渥美窯
愛知県渥美半島に中世に興った古窯跡群。 ウィキペディアから
愛知県渥美半島に中世に興った古窯跡群。 ウィキペディアから
渥美窯(あつみよう・あつみがま)は、愛知県渥美半島(田原市の大部分及び豊橋市の一部)に分布している古窯群。日本三大古窯の一つにも数えられる[注 1]。
古代猿投窯の灰釉陶器を遡源とする「山茶碗」を焼く窯が渥美半島にも伝播したことで生産が開始され、12世紀初頃(平安時代末期)から13世紀末(鎌倉時代)にかけて操業した[1]。

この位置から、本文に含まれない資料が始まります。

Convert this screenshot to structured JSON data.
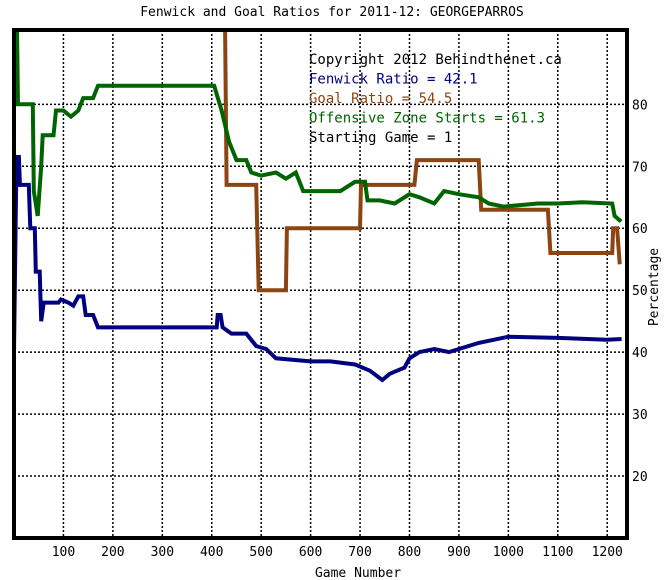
{
  "chart_data": {
    "type": "line",
    "title": "Fenwick and Goal Ratios for 2011-12: GEORGEPARROS",
    "xlabel": "Game Number",
    "ylabel": "Percentage",
    "xlim": [
      0,
      1240
    ],
    "ylim": [
      10,
      92
    ],
    "x_ticks": [
      100,
      200,
      300,
      400,
      500,
      600,
      700,
      800,
      900,
      1000,
      1100,
      1200
    ],
    "y_ticks": [
      20,
      30,
      40,
      50,
      60,
      70,
      80
    ],
    "grid": true,
    "legend_position": "top-right",
    "annotations": [
      {
        "text": "Copyright 2012 Behindthenet.ca",
        "color": "#000000"
      },
      {
        "text": "Fenwick Ratio = 42.1",
        "color": "#000080"
      },
      {
        "text": "Goal Ratio = 54.5",
        "color": "#8B4513"
      },
      {
        "text": "Offensive Zone Starts = 61.3",
        "color": "#006400"
      },
      {
        "text": "Starting Game = 1",
        "color": "#000000"
      }
    ],
    "series": [
      {
        "name": "Fenwick Ratio",
        "color": "#000080",
        "points": [
          [
            0,
            40
          ],
          [
            5,
            71.5
          ],
          [
            10,
            71.5
          ],
          [
            12,
            67
          ],
          [
            30,
            67
          ],
          [
            33,
            60
          ],
          [
            42,
            60
          ],
          [
            44,
            53
          ],
          [
            52,
            53
          ],
          [
            55,
            45
          ],
          [
            60,
            48
          ],
          [
            90,
            48
          ],
          [
            95,
            48.5
          ],
          [
            110,
            48
          ],
          [
            120,
            47.5
          ],
          [
            130,
            49
          ],
          [
            140,
            49
          ],
          [
            145,
            46
          ],
          [
            160,
            46
          ],
          [
            170,
            44
          ],
          [
            300,
            44
          ],
          [
            410,
            44
          ],
          [
            412,
            46
          ],
          [
            418,
            46
          ],
          [
            422,
            44
          ],
          [
            440,
            43
          ],
          [
            470,
            43
          ],
          [
            490,
            41
          ],
          [
            510,
            40.5
          ],
          [
            530,
            39
          ],
          [
            600,
            38.5
          ],
          [
            640,
            38.5
          ],
          [
            690,
            38
          ],
          [
            720,
            37
          ],
          [
            745,
            35.5
          ],
          [
            760,
            36.5
          ],
          [
            790,
            37.5
          ],
          [
            800,
            39
          ],
          [
            820,
            40
          ],
          [
            850,
            40.5
          ],
          [
            880,
            40
          ],
          [
            900,
            40.5
          ],
          [
            940,
            41.5
          ],
          [
            1000,
            42.5
          ],
          [
            1100,
            42.3
          ],
          [
            1200,
            42.0
          ],
          [
            1225,
            42.1
          ]
        ]
      },
      {
        "name": "Goal Ratio",
        "color": "#8B4513",
        "points": [
          [
            427,
            92
          ],
          [
            430,
            67
          ],
          [
            490,
            67
          ],
          [
            495,
            50
          ],
          [
            550,
            50
          ],
          [
            552,
            60
          ],
          [
            700,
            60
          ],
          [
            702,
            67
          ],
          [
            810,
            67
          ],
          [
            815,
            71
          ],
          [
            940,
            71
          ],
          [
            945,
            63
          ],
          [
            1080,
            63
          ],
          [
            1085,
            56
          ],
          [
            1210,
            56
          ],
          [
            1212,
            60
          ],
          [
            1220,
            60
          ],
          [
            1225,
            54.5
          ]
        ]
      },
      {
        "name": "Offensive Zone Starts",
        "color": "#006400",
        "points": [
          [
            0,
            92
          ],
          [
            6,
            92
          ],
          [
            8,
            80
          ],
          [
            38,
            80
          ],
          [
            40,
            66
          ],
          [
            48,
            62
          ],
          [
            55,
            70
          ],
          [
            58,
            75
          ],
          [
            80,
            75
          ],
          [
            85,
            79
          ],
          [
            100,
            79
          ],
          [
            115,
            78
          ],
          [
            130,
            79
          ],
          [
            140,
            81
          ],
          [
            160,
            81
          ],
          [
            170,
            83
          ],
          [
            300,
            83
          ],
          [
            405,
            83
          ],
          [
            420,
            79
          ],
          [
            435,
            74
          ],
          [
            450,
            71
          ],
          [
            470,
            71
          ],
          [
            480,
            69
          ],
          [
            500,
            68.5
          ],
          [
            530,
            69
          ],
          [
            550,
            68
          ],
          [
            570,
            69
          ],
          [
            585,
            66
          ],
          [
            660,
            66
          ],
          [
            690,
            67.5
          ],
          [
            710,
            67.5
          ],
          [
            715,
            64.5
          ],
          [
            740,
            64.5
          ],
          [
            770,
            64
          ],
          [
            800,
            65.5
          ],
          [
            820,
            65
          ],
          [
            850,
            64
          ],
          [
            870,
            66
          ],
          [
            900,
            65.5
          ],
          [
            940,
            65
          ],
          [
            960,
            64
          ],
          [
            990,
            63.5
          ],
          [
            1060,
            64
          ],
          [
            1100,
            64
          ],
          [
            1150,
            64.2
          ],
          [
            1210,
            64
          ],
          [
            1215,
            62
          ],
          [
            1225,
            61.3
          ]
        ]
      }
    ]
  }
}
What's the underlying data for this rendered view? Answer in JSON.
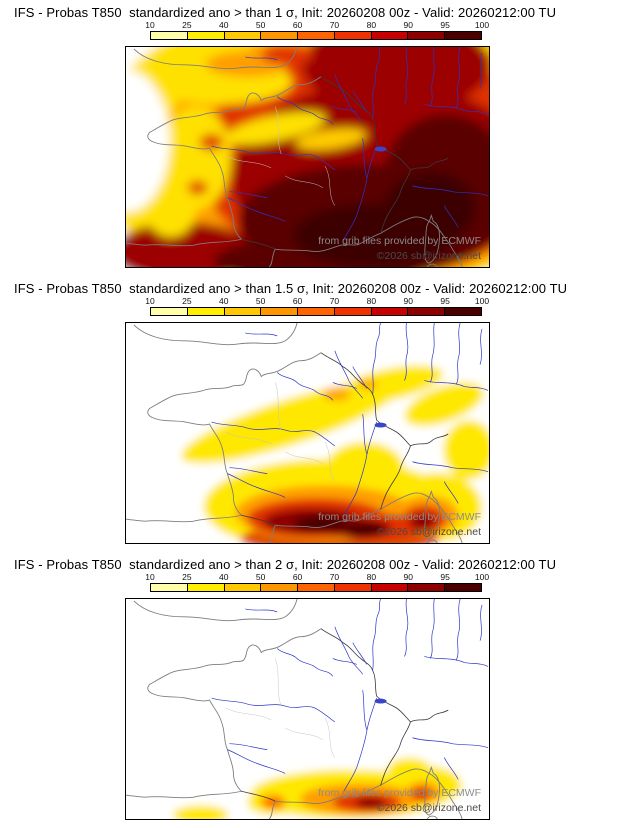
{
  "meta": {
    "model": "IFS",
    "parameter": "Probas T850",
    "description": "standardized ano",
    "init": "20260208 00z",
    "valid": "20260212:00 TU"
  },
  "colorbar": {
    "ticks": [
      "10",
      "25",
      "40",
      "50",
      "60",
      "70",
      "80",
      "90",
      "95",
      "100"
    ],
    "colors": [
      "#ffffaa",
      "#ffee00",
      "#ffc800",
      "#ff9600",
      "#ff6400",
      "#f03200",
      "#c80000",
      "#8c0000",
      "#4b0000"
    ]
  },
  "watermark": {
    "provider": "from grib files provided by ECMWF",
    "copyright": "©2026 sb@irizone.net"
  },
  "panels": [
    {
      "threshold": "1 σ",
      "title": "IFS - Probas T850  standardized ano > than 1 σ, Init: 20260208 00z - Valid: 20260212:00 TU"
    },
    {
      "threshold": "1.5 σ",
      "title": "IFS - Probas T850  standardized ano > than 1.5 σ, Init: 20260208 00z - Valid: 20260212:00 TU"
    },
    {
      "threshold": "2 σ",
      "title": "IFS - Probas T850  standardized ano > than 2 σ, Init: 20260208 00z - Valid: 20260212:00 TU"
    }
  ]
}
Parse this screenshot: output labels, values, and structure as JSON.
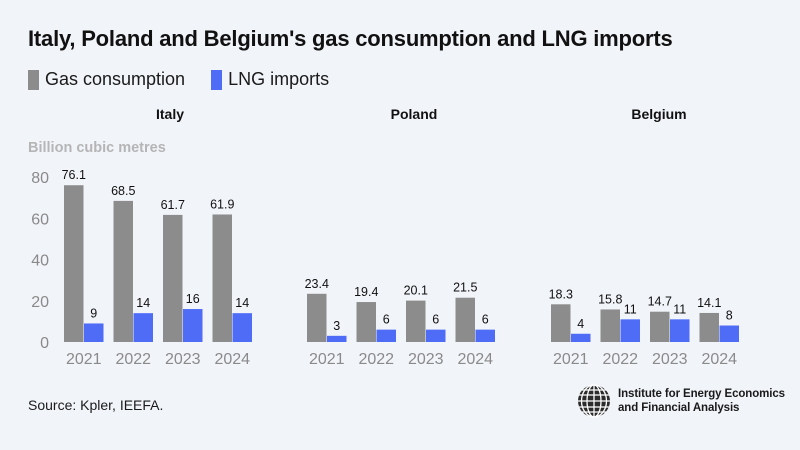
{
  "title": "Italy, Poland and Belgium's gas consumption and LNG imports",
  "source": "Source: Kpler, IEEFA.",
  "logo": {
    "icon": "globe-icon",
    "line1": "Institute for Energy Economics",
    "line2": "and Financial Analysis"
  },
  "colors": {
    "gas": "#8c8c8c",
    "lng": "#4f6cf7",
    "axis_text": "#8a8a8a",
    "unit_text": "#b5b5b5"
  },
  "legend": [
    {
      "label": "Gas consumption",
      "color": "#8c8c8c"
    },
    {
      "label": "LNG imports",
      "color": "#4f6cf7"
    }
  ],
  "chart_data": {
    "type": "bar",
    "ylabel": "Billion cubic metres",
    "ylim": [
      0,
      85
    ],
    "yticks": [
      "0",
      "20",
      "40",
      "60",
      "80"
    ],
    "categories": [
      "2021",
      "2022",
      "2023",
      "2024"
    ],
    "panels": [
      {
        "name": "Italy",
        "series": [
          {
            "name": "Gas consumption",
            "values": [
              76.1,
              68.5,
              61.7,
              61.9
            ],
            "labels": [
              "76.1",
              "68.5",
              "61.7",
              "61.9"
            ]
          },
          {
            "name": "LNG imports",
            "values": [
              9,
              14,
              16,
              14
            ],
            "labels": [
              "9",
              "14",
              "16",
              "14"
            ]
          }
        ]
      },
      {
        "name": "Poland",
        "series": [
          {
            "name": "Gas consumption",
            "values": [
              23.4,
              19.4,
              20.1,
              21.5
            ],
            "labels": [
              "23.4",
              "19.4",
              "20.1",
              "21.5"
            ]
          },
          {
            "name": "LNG imports",
            "values": [
              3,
              6,
              6,
              6
            ],
            "labels": [
              "3",
              "6",
              "6",
              "6"
            ]
          }
        ]
      },
      {
        "name": "Belgium",
        "series": [
          {
            "name": "Gas consumption",
            "values": [
              18.3,
              15.8,
              14.7,
              14.1
            ],
            "labels": [
              "18.3",
              "15.8",
              "14.7",
              "14.1"
            ]
          },
          {
            "name": "LNG imports",
            "values": [
              4,
              11,
              11,
              8
            ],
            "labels": [
              "4",
              "11",
              "11",
              "8"
            ]
          }
        ]
      }
    ]
  }
}
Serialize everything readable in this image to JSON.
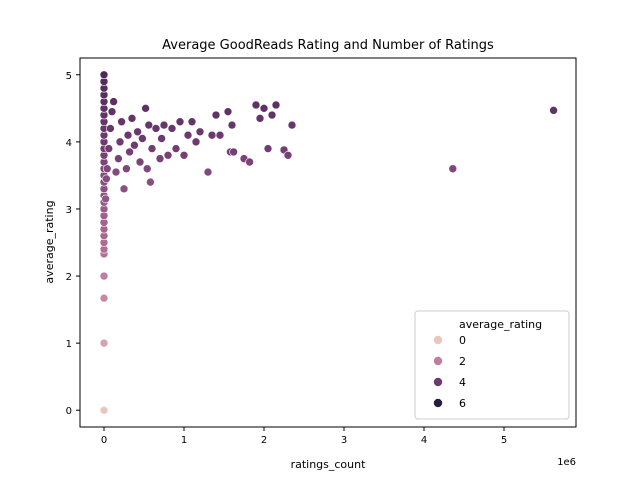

窯分布圏の東部地区では、東方の中世湖西窯(静岡県湖西市)と窯構造や生産品目、胎土などで類似点が見られ、共通の基盤のもとに成立したと考えられている(渥美・湖西窯)[2]。知多半島から渥美半島は中世における窯業地帯であったが、常滑窯など知多半島では中世以降も生産が継続しているのに対し、渥美窯は中世前期段階で生産が途絶している。
胎土は砂質で、窖窯を用いた間接焔焼成による青味がかかった灰色色調を特色とする。灰釉技法も見られ、碗、皿、鉢、瓶、壺、甕などの日常雑器のほか経筒や蔵骨器などの祭祀容器、漁具、瓦なども生産され、海上輸送や陸上水運を通じて各地に分布している。なかでも半截竹管(縦に割った細い竹片)によって三筋文・袈裟襷文・蓮弁文・秋草文などを描いた刻文壺は有名で、神奈川県川崎市の加瀬白山古墳の後円部裾から1942年(昭和17年)に発見された秋草文壺は国宝に指定されている[3][注 2]。